Joey Shaw could only sit there, smile and shake his head.

 “You know, everybody knows you are supposed to hit those wide-open 3-pointers,” the Nevada Wolf Pack senior said Saturday night after a 74-61 victory over the Wagner Seahawks. “So it’s real frustrating.”

 The Wolf Pack’s frustrations from 3-point range showed up again Saturday night despite the easy victory over Wagner. The Pack made just three of its 14 attempts from beyond the arc. Starters Brandon Fields, Luke Babbitt and Shaw were a combined 1-for-9 from long distance.

 “We’re getting good looks,” said Shaw, who was 0-for-4 from 3-point distance against Wagner. “I don’t know what’s happening. They are just not going down.”
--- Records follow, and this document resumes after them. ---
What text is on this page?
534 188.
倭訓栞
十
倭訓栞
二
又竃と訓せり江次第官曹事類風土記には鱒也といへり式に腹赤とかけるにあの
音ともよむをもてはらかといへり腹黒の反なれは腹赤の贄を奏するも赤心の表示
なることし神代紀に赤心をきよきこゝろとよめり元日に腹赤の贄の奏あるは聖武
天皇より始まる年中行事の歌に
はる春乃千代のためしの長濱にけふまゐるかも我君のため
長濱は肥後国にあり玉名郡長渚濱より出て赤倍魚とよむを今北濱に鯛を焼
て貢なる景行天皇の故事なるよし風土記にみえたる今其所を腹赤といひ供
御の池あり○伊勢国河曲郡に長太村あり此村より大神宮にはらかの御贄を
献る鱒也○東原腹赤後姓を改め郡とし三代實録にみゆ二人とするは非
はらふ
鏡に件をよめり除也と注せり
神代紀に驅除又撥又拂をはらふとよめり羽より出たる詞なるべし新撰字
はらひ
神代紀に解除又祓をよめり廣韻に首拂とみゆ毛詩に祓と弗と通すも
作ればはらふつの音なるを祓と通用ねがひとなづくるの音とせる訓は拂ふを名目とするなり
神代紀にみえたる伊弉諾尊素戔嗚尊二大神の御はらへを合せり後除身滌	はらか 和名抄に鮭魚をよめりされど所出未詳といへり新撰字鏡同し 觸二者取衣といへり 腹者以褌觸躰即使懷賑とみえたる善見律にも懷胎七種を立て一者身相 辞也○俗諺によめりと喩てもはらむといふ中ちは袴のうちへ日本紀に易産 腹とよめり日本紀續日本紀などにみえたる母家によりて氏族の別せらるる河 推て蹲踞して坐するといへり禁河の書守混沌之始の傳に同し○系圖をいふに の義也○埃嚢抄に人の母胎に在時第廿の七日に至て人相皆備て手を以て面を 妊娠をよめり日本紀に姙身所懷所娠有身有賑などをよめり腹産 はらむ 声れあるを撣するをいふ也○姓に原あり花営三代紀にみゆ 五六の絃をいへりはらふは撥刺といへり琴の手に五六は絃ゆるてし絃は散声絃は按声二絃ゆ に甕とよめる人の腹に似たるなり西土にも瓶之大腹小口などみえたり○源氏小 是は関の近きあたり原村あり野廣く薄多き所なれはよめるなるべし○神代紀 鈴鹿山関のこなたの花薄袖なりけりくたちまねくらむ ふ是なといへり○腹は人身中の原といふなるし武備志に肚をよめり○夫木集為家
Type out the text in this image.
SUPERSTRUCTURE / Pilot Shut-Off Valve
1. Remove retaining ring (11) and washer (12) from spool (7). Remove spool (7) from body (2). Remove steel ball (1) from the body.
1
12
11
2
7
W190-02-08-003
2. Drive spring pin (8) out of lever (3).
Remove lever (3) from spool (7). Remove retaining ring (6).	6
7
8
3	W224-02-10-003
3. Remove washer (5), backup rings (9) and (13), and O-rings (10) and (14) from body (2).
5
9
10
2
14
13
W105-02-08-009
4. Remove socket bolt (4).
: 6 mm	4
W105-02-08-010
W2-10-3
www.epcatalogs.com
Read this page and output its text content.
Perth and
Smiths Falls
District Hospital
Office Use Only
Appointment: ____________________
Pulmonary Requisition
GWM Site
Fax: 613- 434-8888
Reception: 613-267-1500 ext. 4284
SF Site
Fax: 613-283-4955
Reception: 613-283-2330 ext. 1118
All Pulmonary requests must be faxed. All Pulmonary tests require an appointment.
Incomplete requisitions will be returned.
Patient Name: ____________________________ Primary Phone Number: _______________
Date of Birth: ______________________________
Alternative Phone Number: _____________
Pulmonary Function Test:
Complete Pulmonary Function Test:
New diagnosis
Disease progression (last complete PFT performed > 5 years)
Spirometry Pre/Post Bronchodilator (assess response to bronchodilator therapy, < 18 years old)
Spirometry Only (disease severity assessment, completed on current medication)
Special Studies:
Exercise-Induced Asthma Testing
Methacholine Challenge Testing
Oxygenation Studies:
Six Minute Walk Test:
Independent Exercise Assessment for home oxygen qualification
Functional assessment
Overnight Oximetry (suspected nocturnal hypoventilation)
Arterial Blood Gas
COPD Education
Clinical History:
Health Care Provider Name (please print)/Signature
 The Wolf Pack, which will face BYU Tuesday afternoon (noon) and either Nebraska or Tulsa on Wednesday at the Orleans Arena in Las Vegas, has struggled mightily from 3-point range over its last seven games.

 Those last seven games have seen the Pack shoot just 23 percent (27-of-115) from beyond the arc. By comparison, the Pack shot 46 percent (25-of-54) on 3’s in its first three games.

 Wolf Pack coach David Carter, though, is convinced the recent 3-point numbers are merely an aberration.

 “You just have to keep shooting,” Carter said Saturday, repeating a familiar response to questions about the Pack’s 3-point struggles this year. “You can’t stop shooting. You get out of a shooting slump by shooting your way out of it.”

 The Pack, now 6-4, has gone 4-3 in its last seven games but that is more of an indication of the quality of the opposition. The struggles with 3’s the past two games (a combined 5-for-27) are a big reason why the victories over Eastern Washington (73-70) and Wagner (Nevada led just 69-61 with two minutes to go) were a lot closer than anyone expected.

 “We just have to keep working on it,” Shaw said. “We know we can make those shots.”

 The Wolf Pack finds itself seventh in the nine-team Western Athletic Conference in 3-point shooting at .308 percent (52-of-169). The Pack, on the other hand, is first in the WAC in shooting from inside the 3-point line at .546 percent (248-of-454). The last two games, for example, the Pack shot a sizzling .627 (54-of-86) from 2-point range against Eastern Washington and Wagner.

 Despite the confidence from Carter and the players that the Pack will shoot itself out of its slump, the Pack’s struggles from 3-point distance are now a two-year concern. Last year’s team, after all, finished seventh in the WAC on 3’s at .306 percent. Babbitt, who shot .429 as a freshman, is the only returning player this year that shot better than 32 percent from beyond the arc in 2008-09.

 The expectation, though, was that Armon Johnson (.278 last year), Shaw (.319), Fields (.221) and reserve Ray Kraemer (.308) would improve their accuracy on 3’s this year with either Carter’s new up-tempo offensive style and/or increased playing time.

 That theory, however, has really only worked out for only Kraemer, the team’s best 3-point shooter at .454 percent (15-for-33) and Shaw (13-of-39 this year for a .333 percent). Babbitt has made just 6-of-20 3-pointers (.300), Johnson has made just 4-of-15 (.267) and Fields is at .267 (12-of-45).

 Most everyone on the roster right now, though, is in a slump from 3-point range.

 Shaw has made just one of his last 10 3-pointers over his last three games, Babbitt is 3-of-14 over the last seven games, Johnson is 2-of-12 over the last seven games, Kraemer is just 3-of-11 over the last four games and Fields is just 1-of-13 over his last four games, though that one successful shot beat Eastern Washington with 4.3 seconds to play.

 A telling number is the mere five successful 3-pointers for Johnson and Babbitt over the last 14 games combined for the two scoring machines. Babbitt’s struggles are likely just temporary but Johnson’s woes are turning into a long-term concern. The point guard was deadly from 3-point range in high school at Hug High and also during his freshman year at Nevada when he shot .346. The last two years, though, he is shooting a mere .276 percent (29-of-105).

 Carter, though, would prefer that the Pack throw away the stat sheet and not look at the numbers right now. He certainly doesn’t want any of them to start getting shy about throwing up shots from long distance. The Pack, after all, because of its lack of size,  cannot rely on working the ball into the paint for easy shots every night, like they did against Wagner. This ius a team that is going to need the 3-pointer to win a lot of big games this year, especially once WAC play begins in January.

 “We’re getting great looks,” Carter said. “Sometimes that’s the toughest shot to make, when you are so wide open like that. I think that is part of the problem. The guys are so wide open that they are just rushing their shots a little. We have to remind them to get their feet set and take their time and not rush things.

 “But we’re taking good shots. We’re just not knocking them down right now.”